Product – Superior products, wider selection or unique products can all set a business apart from another. The key to this is making sure the demand is there or you can create the demand. The mobile phone industry is a great example of how each competes with improved services or features on every phone they introduce – against competitors and even with their own.
Customer service – This may be the cornerstone of any successful business. When it comes to frontline or face-to-face engagement with the customer, few things can create a negative impact as this. See: United Airlines. Each employee who represent your firm (whether on the clock or not) can and does impact your reputation. Putting specific guidelines and accountability in place ensure who you want to be and how your business will be perceived.
User experience – Creating a positive experience for the end-user (your family) starts and begins with how you can engage them. With that said, the combination of all the above strategies will help determine this experience along with your facility, staff attire, and services offered.
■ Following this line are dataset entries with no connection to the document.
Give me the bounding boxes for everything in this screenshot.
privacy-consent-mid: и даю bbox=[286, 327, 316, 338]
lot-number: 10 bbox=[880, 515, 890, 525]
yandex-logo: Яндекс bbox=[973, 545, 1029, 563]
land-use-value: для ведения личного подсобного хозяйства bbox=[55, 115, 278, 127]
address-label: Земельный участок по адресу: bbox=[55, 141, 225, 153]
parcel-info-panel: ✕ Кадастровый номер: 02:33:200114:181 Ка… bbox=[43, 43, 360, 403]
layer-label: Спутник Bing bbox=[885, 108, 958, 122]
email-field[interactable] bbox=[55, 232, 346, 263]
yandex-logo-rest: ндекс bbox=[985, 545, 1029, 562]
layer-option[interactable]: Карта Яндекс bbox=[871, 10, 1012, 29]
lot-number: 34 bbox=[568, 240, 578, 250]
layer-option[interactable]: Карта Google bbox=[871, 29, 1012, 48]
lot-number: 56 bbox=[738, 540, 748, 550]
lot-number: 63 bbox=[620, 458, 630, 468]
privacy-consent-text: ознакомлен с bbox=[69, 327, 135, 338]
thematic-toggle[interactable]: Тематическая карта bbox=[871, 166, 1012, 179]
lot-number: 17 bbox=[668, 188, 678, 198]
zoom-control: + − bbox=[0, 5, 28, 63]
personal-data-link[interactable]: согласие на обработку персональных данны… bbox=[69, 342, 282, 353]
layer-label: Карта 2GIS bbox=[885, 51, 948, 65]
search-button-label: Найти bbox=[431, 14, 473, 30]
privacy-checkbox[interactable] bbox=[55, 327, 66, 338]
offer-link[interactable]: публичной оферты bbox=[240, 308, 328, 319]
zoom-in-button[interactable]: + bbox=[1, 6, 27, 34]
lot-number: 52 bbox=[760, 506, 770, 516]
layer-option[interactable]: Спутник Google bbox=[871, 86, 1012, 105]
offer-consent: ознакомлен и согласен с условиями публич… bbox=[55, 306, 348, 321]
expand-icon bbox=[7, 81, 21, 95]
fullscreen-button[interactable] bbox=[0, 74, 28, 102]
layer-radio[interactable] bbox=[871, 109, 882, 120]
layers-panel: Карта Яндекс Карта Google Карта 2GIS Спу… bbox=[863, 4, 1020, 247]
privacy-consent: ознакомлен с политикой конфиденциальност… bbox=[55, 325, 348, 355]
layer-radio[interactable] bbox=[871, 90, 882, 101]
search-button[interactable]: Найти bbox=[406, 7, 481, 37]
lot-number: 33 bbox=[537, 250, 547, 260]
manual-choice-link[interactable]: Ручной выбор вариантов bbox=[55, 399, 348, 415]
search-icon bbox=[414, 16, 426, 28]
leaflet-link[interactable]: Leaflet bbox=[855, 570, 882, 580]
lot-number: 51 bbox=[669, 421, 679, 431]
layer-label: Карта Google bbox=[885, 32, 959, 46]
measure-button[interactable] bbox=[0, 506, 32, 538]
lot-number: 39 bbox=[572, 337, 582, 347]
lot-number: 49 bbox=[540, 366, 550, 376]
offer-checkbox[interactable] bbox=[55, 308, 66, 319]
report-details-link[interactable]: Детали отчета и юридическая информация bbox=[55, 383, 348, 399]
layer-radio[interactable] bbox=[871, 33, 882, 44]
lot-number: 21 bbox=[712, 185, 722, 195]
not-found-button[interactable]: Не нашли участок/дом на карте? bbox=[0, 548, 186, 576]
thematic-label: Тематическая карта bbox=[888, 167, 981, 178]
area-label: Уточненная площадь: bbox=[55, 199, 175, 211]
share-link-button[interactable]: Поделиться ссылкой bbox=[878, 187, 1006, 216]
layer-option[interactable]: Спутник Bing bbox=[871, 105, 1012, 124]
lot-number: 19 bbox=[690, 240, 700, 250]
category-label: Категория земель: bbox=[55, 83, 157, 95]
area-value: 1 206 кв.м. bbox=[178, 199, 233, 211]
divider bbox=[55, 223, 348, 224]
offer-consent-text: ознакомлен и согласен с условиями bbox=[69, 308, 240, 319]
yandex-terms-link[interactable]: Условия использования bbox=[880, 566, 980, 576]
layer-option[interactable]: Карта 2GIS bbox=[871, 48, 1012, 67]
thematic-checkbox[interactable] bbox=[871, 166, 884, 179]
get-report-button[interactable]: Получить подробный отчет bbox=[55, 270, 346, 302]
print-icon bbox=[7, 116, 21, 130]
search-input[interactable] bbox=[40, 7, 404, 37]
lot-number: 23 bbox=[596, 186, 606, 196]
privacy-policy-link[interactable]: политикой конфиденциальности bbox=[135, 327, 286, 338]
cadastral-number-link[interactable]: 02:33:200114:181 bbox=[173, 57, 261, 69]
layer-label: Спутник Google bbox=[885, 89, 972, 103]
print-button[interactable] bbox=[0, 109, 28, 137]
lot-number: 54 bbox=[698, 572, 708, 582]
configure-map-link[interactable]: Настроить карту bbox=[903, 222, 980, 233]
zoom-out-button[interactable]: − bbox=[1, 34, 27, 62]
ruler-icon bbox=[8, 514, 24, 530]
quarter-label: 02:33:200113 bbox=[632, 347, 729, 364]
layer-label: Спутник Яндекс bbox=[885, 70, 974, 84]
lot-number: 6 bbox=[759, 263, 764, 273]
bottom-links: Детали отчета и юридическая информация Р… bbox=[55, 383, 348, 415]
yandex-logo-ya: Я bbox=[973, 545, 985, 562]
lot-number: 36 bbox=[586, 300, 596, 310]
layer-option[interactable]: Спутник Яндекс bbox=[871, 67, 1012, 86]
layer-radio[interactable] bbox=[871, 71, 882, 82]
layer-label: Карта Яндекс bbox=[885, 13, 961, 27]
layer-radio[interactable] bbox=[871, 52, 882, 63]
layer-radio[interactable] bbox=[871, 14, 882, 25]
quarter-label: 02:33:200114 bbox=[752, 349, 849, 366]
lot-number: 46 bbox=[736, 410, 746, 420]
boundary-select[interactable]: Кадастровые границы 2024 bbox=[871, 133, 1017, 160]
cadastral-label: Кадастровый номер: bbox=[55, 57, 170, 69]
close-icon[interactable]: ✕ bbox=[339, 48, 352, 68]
Whether you choose to provide a more subdued, traditional atmosphere in your home or a casual, ‘positive’ approach, you can steer how you would like your family to react and expect. When working with people, I encourage my staff to put themselves in the customer’s shoes or visualize themselves on the other side of the counter so they have a better understanding of what the customer is thinking and feeling.
Every day, we make buying decisions based on our perceptions and expectations. Here are a couple of every day scenarios:
I got gas at Station A versus Gas Station B because: it was cheaper, on the way to work, cleaner, conveniently located, I know the owner, I needed a snack as well.
I bought my dress shoes at Macy’s versus Wal-Mart because of the selection, the quality, the price is worth it, great customer service, conveniently located, I needed to buy other things.
I could go on and on but you know what I mean. For your community and the families within, they go through that same process when determining which funeral home to consider. Through differentiation you can help them make that decision. And that’s a good thing!